The vision of the Suffering, Righteous Servant of God grows clear and pathetic in the true historic light. The chastened nation feels itself called to a higher mission than that of political power. It is to teach the other nations of the earth the knowledge of God. That knowledge it is itself to learn in the school of sorrow. It is to save humanity through the sacrifice of itself. Thus the secret of suffering is spelled out, not for ancient Israel alone, but for all mankind; the secret which is shrined, for ever sacred to us, in the story of our Lord Christ; from whom you and I this day, through a simple symbol, are to learn anew that if we sorrow it is that we may be made perfect through suffering, and thus be fitted to lead our fellows up into the light and love of God.
V.
These writings should be read critically, until we can decipher the successive hands working upon them, and interpret them accordingly.

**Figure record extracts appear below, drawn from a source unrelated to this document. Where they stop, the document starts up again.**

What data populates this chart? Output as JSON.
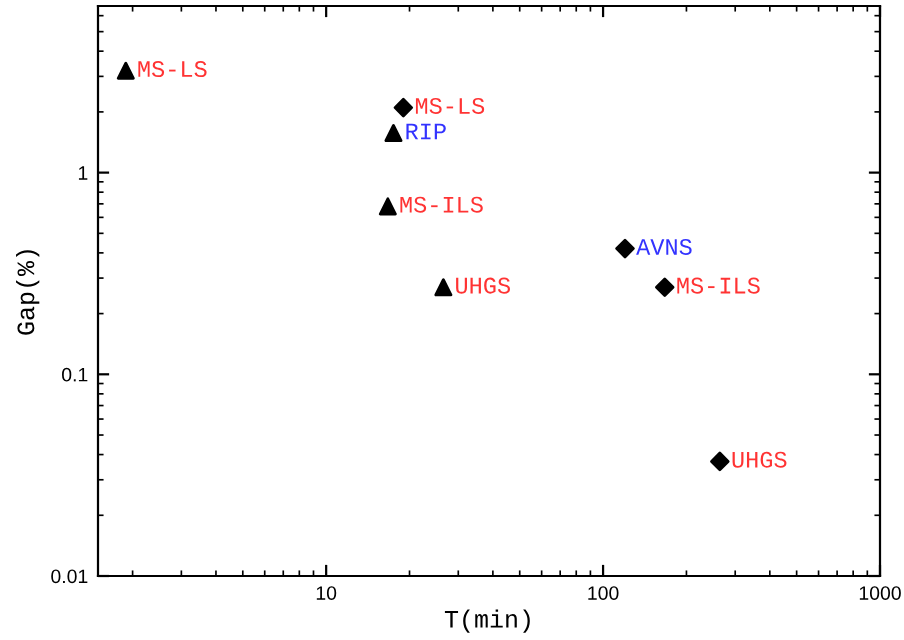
{
  "chart_data": {
    "type": "scatter",
    "xlabel": "T(min)",
    "ylabel": "Gap(%)",
    "log": "xy",
    "xlim": [
      1.5,
      1000
    ],
    "ylim": [
      0.01,
      6.7
    ],
    "xticks": [
      10,
      100,
      1000
    ],
    "yticks": [
      0.01,
      0.1,
      1
    ],
    "grid": false,
    "legend": false,
    "series": [
      {
        "marker": "triangle",
        "color": "#000000",
        "x": [
          1.89,
          17.5,
          16.7,
          26.5
        ],
        "values": [
          3.2,
          1.57,
          0.68,
          0.27
        ]
      },
      {
        "marker": "diamond",
        "color": "#000000",
        "x": [
          19.0,
          120,
          167,
          264
        ],
        "values": [
          2.1,
          0.42,
          0.27,
          0.037
        ]
      }
    ],
    "annotations": [
      {
        "text": "MS-LS",
        "x": 1.89,
        "y": 3.2
      },
      {
        "text": "RIP",
        "x": 17.5,
        "y": 1.57
      },
      {
        "text": "MS-ILS",
        "x": 16.7,
        "y": 0.68
      },
      {
        "text": "UHGS",
        "x": 26.5,
        "y": 0.27
      },
      {
        "text": "MS-LS",
        "x": 19.0,
        "y": 2.1
      },
      {
        "text": "AVNS",
        "x": 120,
        "y": 0.42
      },
      {
        "text": "MS-ILS",
        "x": 167,
        "y": 0.27
      },
      {
        "text": "UHGS",
        "x": 264,
        "y": 0.037
      }
    ]
  }
}
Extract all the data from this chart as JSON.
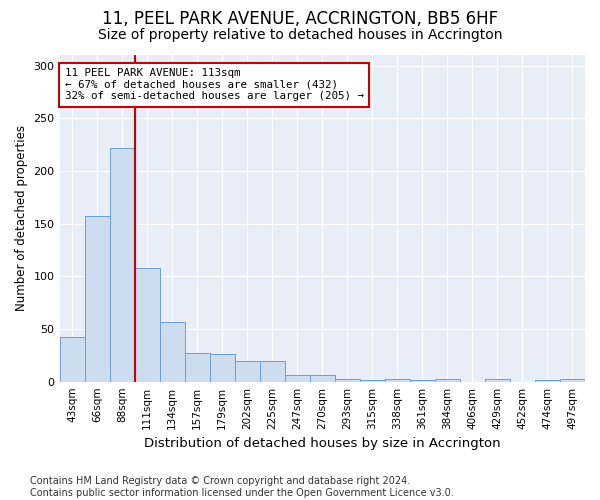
{
  "title": "11, PEEL PARK AVENUE, ACCRINGTON, BB5 6HF",
  "subtitle": "Size of property relative to detached houses in Accrington",
  "xlabel": "Distribution of detached houses by size in Accrington",
  "ylabel": "Number of detached properties",
  "categories": [
    "43sqm",
    "66sqm",
    "88sqm",
    "111sqm",
    "134sqm",
    "157sqm",
    "179sqm",
    "202sqm",
    "225sqm",
    "247sqm",
    "270sqm",
    "293sqm",
    "315sqm",
    "338sqm",
    "361sqm",
    "384sqm",
    "406sqm",
    "429sqm",
    "452sqm",
    "474sqm",
    "497sqm"
  ],
  "values": [
    42,
    157,
    222,
    108,
    57,
    27,
    26,
    20,
    20,
    6,
    6,
    3,
    2,
    3,
    2,
    3,
    0,
    3,
    0,
    2,
    3
  ],
  "bar_color": "#cddcef",
  "bar_edge_color": "#6a9fd8",
  "vline_x": 2.5,
  "vline_color": "#cc0000",
  "annotation_text": "11 PEEL PARK AVENUE: 113sqm\n← 67% of detached houses are smaller (432)\n32% of semi-detached houses are larger (205) →",
  "annotation_box_color": "#ffffff",
  "annotation_box_edge_color": "#cc0000",
  "ylim": [
    0,
    310
  ],
  "yticks": [
    0,
    50,
    100,
    150,
    200,
    250,
    300
  ],
  "footnote": "Contains HM Land Registry data © Crown copyright and database right 2024.\nContains public sector information licensed under the Open Government Licence v3.0.",
  "bg_color": "#e8eef8",
  "fig_bg_color": "#ffffff",
  "title_fontsize": 12,
  "subtitle_fontsize": 10,
  "xlabel_fontsize": 9.5,
  "ylabel_fontsize": 8.5,
  "footnote_fontsize": 7
}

Few, if any, of the books of the Bible stand now as they came from their original authors. Nearly all have been re-edited; most of them many times. Some of them have been worked over by so many hands, and have undergone such numerous and serious changes, that the original writer would scarcely identify his work. The historical writings of the Old Testament take up into them all sorts of materials, from all sorts of sources. If the annals of the Venerable Bede, the father of English history had been re-written again and again through the subsequent centuries; abridged, enlarged, interpreted by each editor; the accumulating knowledge and growing experience of the nation read into his simple chronicles; we should appreciate the critical care needful in studying our edition of Bede if we would know the real original. Very much such care is necessary if we are to use the Old Testament histories aright for information. It is as though there were several surfaces to the parchment on which the histories were written, on each successive film of which, in finest tracery, an older record was inscribed.
Genesis, for example, presents us, at every step of what seems a consecutive story, with successive layers of tradition, through which we must work our way most carefully if we would really understand the book. We readily observe a twofold tradition of the Creation in the opening chapters of Genesis, differing very materially: a sign to us, if we need it, that there was no one authoritative account of the Creation current in Israel. Little attention is required to note a double version of the story of the flood, whose artless piecing together is the cause of the confusions and contradictions that puzzle many readers. The deciphering of this double tradition of the flood first started criticism upon the true track of Biblical study. The frequently recurring phrase, "These are the generations," or beginnings, indicates the insertion of fragments of a work giving an account of the origin of the world, of the races of earth, of language, of the Jewish people, etc.; a work called by the critics "The Book of Origins." In the fourteenth chapter there is what seems to be a very ancient non-Jewish fragment of history, torn possibly from some Syrian writing, which gives a tale of Abraham's prowess in war.
And even in one and the same tale of tradition, we apparently find strata of thought laid down by successive ages. There are extant to-day parchments in which, for lack of other material, a writer has scratched partially away an earlier manuscript, and written over it another book. Such a palimpsest is Genesis. "A legend of civilization is written over a solar-myth, and a tribal legend over the legend of civilization, and a theocratic legend over the tribal."[38]
When such a mastery of the Bible-books is won, they are to be used in the customary methods of critical study, with reference to their contents and the significances thereof, under the same general laws of interpretation that hold over other literature.
I think I hear some one saying—Is this the right use of the Bible, for which I am asked to give up the dear, old, simple way of reading for my soul's inspiration? Not at all, my friend. That blessed use of the Bible, learned at your mother's knees, is still, and must always remain, the best use possible to any one. Of this I shall speak hereafter. I am now speaking, not of the right devotional use of the Bible, but of the right critical use of it. It has been used critically in building our theologies, but, to a large extent, amiss. Out of this wrong use of it has come the misconceptions in theology which to-day perplex our minds and bar the progress of religion. If we must use the Bible critically, let us by all means try to employ a true and thorough criticism. Let us not think to close every controversy by the phrase—The Bible says so. We shall be more modest and less disputatious when we appreciate the study necessary before any one can properly answer the question—What saith the Scriptures?